-1

I have a character that when viewed in a hex editor is shown as:

FF  FE  08  27

meaning it's binary representation is (a four byte encoding):

11111111
11111110
00001000
00100111

Looking at the unicode table and description this doesn't seem to make sense, since a four byte encoding must have the leading byte in the form 11110xxx.

I'm most likely misunderstanding the unicode rules, but could you please let me know where I'm going wrong in determining the code point for this character?

m.edmondson
  • 30,382
  • 27
  • 123
  • 206
  • This is not [valid UTF-8](https://en.wikipedia.org/wiki/Utf-8#Codepage_layout). It looks more like UTF-16. – Karol S Jul 10 '14 at 20:42
  • I bit miffed as to the negative vote. – m.edmondson Jul 10 '14 at 22:03
  • I rolled back your edit to my answer. `U+FEFF` is correct and is the byte-order mark. That your raw data has it reversed is what indicates little-endian. The least significant byte is first.
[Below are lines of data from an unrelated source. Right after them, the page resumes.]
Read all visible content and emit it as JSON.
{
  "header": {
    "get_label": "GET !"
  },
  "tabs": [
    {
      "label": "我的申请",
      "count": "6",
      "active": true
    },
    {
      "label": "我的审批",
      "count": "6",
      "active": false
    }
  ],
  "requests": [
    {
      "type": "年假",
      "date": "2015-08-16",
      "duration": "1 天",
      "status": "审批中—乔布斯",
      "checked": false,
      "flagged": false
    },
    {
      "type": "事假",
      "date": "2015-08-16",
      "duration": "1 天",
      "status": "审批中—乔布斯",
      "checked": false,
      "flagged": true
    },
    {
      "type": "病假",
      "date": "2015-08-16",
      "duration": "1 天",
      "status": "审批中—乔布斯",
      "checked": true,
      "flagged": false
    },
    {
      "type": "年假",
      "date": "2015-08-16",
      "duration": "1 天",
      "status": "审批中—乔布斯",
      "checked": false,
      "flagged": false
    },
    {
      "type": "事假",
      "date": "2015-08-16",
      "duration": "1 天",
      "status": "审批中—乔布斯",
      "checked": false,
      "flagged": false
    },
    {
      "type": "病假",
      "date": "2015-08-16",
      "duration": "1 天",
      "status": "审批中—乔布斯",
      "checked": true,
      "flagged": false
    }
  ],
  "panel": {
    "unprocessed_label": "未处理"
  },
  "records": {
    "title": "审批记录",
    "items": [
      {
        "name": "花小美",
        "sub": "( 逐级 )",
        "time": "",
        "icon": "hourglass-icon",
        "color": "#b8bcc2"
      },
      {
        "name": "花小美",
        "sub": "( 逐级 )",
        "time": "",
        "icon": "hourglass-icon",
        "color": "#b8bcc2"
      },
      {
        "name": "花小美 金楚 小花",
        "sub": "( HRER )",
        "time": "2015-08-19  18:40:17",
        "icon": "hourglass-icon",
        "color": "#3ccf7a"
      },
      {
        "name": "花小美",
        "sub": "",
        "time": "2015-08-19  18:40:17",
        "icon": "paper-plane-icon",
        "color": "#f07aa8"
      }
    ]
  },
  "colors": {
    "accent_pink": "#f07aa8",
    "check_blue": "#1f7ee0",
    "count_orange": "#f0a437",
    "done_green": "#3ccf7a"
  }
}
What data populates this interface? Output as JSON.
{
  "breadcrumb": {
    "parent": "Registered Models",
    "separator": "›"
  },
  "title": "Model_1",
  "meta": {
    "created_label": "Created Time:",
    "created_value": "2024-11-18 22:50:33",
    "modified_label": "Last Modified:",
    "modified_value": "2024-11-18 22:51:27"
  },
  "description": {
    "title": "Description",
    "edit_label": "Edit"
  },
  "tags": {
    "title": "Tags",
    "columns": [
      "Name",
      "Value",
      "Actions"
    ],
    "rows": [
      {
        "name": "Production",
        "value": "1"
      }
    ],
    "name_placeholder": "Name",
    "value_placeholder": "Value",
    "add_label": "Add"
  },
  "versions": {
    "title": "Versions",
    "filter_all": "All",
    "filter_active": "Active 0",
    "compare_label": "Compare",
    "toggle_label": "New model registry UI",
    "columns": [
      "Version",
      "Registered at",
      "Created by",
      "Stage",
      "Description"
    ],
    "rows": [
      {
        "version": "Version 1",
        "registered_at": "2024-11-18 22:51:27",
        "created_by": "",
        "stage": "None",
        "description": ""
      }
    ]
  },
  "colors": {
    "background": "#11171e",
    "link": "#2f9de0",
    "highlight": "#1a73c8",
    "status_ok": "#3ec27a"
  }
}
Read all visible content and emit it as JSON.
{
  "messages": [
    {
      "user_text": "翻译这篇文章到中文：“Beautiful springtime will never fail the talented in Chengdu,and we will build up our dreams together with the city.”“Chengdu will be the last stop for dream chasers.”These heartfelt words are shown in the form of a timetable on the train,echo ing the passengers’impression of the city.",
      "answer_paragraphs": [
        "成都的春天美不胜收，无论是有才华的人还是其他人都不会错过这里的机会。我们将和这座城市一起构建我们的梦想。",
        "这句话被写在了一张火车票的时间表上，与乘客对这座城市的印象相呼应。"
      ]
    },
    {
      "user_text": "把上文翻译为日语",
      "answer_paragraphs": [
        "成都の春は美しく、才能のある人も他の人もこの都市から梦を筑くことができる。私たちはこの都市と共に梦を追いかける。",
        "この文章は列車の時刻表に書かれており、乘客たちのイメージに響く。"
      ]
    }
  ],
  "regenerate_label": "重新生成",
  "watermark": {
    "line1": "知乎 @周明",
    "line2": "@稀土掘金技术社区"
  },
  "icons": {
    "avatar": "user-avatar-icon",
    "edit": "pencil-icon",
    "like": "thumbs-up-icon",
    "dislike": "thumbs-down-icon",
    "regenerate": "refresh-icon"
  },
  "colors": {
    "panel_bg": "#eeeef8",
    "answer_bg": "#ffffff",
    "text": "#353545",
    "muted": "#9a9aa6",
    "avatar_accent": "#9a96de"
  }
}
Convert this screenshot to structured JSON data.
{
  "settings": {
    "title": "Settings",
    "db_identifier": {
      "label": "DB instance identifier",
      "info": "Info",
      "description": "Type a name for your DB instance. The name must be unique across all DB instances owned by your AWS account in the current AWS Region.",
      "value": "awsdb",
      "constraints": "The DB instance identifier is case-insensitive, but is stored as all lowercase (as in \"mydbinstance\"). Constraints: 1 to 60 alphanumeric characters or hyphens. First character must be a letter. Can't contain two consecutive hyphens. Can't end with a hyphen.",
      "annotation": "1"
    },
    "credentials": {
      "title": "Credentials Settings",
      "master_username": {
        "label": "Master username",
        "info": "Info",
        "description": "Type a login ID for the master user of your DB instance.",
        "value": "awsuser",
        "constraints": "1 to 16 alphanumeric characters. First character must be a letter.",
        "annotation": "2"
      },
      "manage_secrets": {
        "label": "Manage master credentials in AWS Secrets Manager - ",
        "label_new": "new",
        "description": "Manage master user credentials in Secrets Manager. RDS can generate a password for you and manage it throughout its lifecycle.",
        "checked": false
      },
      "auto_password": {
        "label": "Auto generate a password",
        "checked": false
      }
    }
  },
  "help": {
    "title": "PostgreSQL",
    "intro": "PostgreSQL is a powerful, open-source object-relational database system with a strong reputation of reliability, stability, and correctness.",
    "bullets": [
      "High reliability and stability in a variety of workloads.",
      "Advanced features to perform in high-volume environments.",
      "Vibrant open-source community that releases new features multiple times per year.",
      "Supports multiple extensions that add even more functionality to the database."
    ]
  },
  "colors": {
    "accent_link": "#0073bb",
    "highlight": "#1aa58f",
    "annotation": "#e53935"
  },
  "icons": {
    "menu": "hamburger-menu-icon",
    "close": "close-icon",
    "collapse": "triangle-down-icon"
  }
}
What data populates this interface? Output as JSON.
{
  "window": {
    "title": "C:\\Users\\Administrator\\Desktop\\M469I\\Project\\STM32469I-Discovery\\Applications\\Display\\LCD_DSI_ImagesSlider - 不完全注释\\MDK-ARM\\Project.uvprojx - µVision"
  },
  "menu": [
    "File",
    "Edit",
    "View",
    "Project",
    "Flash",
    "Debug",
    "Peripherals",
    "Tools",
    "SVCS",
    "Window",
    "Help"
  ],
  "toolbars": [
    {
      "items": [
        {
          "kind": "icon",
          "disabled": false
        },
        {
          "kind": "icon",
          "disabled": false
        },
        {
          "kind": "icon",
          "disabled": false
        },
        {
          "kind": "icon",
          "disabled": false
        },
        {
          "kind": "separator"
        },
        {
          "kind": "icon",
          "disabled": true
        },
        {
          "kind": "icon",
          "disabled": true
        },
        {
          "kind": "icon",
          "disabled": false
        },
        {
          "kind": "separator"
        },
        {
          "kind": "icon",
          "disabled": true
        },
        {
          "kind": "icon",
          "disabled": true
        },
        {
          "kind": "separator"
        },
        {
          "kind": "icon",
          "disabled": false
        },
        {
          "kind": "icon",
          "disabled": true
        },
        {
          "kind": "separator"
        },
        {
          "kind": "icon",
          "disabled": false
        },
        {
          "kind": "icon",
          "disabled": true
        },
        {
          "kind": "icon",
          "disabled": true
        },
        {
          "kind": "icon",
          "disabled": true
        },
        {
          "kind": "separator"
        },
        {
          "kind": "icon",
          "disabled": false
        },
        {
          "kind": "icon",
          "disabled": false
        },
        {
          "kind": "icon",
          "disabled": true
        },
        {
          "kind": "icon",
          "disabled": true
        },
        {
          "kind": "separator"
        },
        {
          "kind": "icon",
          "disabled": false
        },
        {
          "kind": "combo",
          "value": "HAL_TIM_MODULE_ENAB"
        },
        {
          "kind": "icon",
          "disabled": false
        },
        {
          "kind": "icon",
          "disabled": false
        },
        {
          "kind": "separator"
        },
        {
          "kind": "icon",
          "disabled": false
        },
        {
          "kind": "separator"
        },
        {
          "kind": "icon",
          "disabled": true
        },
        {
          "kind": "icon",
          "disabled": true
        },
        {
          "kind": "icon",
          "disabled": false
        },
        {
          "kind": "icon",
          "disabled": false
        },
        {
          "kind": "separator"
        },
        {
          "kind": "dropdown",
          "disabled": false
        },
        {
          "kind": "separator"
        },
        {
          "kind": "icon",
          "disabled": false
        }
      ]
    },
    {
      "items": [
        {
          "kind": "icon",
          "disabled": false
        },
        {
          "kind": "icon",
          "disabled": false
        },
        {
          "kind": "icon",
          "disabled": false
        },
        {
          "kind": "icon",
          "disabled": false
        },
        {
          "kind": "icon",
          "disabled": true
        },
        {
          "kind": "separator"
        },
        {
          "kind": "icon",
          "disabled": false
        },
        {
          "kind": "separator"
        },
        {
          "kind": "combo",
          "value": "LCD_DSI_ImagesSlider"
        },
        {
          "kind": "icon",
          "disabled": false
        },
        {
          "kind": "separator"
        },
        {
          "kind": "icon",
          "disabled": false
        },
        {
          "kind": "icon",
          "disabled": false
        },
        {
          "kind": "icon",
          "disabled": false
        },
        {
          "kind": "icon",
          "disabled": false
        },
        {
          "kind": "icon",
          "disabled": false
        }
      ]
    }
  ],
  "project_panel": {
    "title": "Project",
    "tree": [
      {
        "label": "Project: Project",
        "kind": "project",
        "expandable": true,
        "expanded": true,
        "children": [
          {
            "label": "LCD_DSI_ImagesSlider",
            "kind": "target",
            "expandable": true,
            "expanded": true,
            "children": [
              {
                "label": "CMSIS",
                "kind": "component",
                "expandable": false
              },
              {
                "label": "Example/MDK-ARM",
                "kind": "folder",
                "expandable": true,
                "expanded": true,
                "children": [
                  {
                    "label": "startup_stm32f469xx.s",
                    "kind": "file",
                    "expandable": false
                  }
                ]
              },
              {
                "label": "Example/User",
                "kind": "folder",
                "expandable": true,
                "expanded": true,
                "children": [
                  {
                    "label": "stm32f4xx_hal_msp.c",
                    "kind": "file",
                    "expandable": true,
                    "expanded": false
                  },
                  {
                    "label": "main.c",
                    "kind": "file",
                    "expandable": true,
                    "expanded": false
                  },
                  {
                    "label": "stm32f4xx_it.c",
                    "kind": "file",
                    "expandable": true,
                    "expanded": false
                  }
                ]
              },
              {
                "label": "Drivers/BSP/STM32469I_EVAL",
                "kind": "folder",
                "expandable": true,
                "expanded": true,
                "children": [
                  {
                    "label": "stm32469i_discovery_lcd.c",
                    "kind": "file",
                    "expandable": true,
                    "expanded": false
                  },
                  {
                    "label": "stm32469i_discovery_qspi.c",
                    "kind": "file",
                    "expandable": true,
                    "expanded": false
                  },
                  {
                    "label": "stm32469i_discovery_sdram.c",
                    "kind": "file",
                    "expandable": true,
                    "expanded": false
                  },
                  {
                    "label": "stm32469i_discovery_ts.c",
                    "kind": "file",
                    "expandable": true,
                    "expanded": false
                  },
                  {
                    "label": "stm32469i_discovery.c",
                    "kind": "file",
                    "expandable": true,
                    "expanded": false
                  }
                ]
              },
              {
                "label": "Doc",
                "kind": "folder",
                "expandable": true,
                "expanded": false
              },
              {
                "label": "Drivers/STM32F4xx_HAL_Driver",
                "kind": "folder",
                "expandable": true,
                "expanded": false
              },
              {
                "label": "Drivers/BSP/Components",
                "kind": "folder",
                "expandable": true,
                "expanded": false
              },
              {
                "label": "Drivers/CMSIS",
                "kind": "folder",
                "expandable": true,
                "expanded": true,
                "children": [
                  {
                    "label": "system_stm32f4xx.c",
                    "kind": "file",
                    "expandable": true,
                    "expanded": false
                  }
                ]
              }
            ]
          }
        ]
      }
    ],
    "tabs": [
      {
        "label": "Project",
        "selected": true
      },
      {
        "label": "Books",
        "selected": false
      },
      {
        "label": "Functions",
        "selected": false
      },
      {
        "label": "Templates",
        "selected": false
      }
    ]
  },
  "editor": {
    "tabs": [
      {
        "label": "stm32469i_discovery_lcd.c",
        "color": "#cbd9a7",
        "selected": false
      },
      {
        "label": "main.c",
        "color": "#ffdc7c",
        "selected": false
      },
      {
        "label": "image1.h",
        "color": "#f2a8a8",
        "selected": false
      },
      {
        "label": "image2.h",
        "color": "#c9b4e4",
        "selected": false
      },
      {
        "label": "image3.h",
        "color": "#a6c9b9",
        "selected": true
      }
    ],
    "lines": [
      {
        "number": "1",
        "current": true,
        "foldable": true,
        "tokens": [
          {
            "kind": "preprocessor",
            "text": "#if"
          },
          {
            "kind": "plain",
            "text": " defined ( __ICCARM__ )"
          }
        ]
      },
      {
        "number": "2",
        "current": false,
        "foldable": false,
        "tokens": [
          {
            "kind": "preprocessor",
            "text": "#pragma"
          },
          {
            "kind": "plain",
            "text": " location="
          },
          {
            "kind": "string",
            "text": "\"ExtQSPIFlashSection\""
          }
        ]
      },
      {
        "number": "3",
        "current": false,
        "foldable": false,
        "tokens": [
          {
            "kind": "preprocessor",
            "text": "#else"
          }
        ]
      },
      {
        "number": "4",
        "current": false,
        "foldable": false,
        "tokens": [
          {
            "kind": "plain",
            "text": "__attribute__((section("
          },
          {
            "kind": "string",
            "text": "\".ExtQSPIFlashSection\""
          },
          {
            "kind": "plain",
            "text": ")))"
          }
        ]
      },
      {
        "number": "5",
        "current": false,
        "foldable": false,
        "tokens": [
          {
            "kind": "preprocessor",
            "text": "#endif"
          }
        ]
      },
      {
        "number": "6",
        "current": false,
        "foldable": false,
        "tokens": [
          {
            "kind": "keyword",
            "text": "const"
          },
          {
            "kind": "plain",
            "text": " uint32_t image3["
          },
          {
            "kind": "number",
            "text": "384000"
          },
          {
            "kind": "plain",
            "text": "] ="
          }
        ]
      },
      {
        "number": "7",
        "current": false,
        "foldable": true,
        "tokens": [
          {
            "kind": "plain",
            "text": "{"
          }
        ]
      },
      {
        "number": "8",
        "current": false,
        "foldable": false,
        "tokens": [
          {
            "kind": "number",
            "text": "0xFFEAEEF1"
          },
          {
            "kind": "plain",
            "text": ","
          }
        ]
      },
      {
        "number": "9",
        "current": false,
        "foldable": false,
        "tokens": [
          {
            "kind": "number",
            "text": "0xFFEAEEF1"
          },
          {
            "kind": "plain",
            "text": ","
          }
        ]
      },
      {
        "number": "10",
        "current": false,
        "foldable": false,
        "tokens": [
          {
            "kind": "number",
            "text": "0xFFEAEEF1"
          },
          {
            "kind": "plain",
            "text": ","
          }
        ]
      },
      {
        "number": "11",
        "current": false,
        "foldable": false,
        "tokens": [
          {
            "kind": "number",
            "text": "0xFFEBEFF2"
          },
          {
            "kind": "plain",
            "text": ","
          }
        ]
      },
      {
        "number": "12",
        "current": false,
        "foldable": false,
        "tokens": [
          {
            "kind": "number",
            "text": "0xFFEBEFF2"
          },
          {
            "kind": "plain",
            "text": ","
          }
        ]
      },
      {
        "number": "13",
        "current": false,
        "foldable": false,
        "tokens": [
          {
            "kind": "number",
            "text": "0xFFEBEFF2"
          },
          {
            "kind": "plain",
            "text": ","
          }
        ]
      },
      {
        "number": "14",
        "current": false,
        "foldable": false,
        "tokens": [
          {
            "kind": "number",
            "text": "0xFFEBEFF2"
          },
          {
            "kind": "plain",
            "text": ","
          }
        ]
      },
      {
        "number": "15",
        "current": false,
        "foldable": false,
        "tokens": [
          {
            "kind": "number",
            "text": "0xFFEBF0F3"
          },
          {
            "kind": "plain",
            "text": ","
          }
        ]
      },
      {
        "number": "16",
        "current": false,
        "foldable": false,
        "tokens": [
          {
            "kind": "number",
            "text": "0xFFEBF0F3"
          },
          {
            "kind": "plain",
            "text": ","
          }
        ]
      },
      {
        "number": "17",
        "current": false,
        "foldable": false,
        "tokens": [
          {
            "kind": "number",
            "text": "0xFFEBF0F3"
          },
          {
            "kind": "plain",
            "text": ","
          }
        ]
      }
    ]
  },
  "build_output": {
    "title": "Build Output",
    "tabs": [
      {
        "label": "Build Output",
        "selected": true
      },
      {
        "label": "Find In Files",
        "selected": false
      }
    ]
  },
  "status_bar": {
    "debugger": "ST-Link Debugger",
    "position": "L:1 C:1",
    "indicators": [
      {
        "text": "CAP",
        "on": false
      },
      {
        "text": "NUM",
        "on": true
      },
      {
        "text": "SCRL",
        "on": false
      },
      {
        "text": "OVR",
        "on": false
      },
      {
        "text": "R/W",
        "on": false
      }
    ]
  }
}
See http://en.wikipedia.org/wiki/Byte_order_mark. – Mark Tolonen Jul 11 '14 at 01:45

1 Answers1

4

The Unicode character U+FEFF is the byte order mark (BOM) indicating this is little-endian UTF-16 encoding, not UTF-8. The character is U+2708, or the AIRPLANE(✈️) character.

A little proof using Python 3:

>>> import unicodedata as ud
>>> s=b'\xff\xfe\x08\x27'
>>> s.decode('utf16')      # Removes BOM and uses indicated little-endian decode.
'\u2708'
>>> s.decode('utf-16le')   # explicit decode in little endian leaves BOM.
'\ufeff\u2708'
>>> for c in u: print(ud.name(c))
...
ZERO WIDTH NO-BREAK SPACE  # also known as BOM.
AIRPLANE
Mark Tolonen
  • 166,664
  • 26
  • 169
  • 251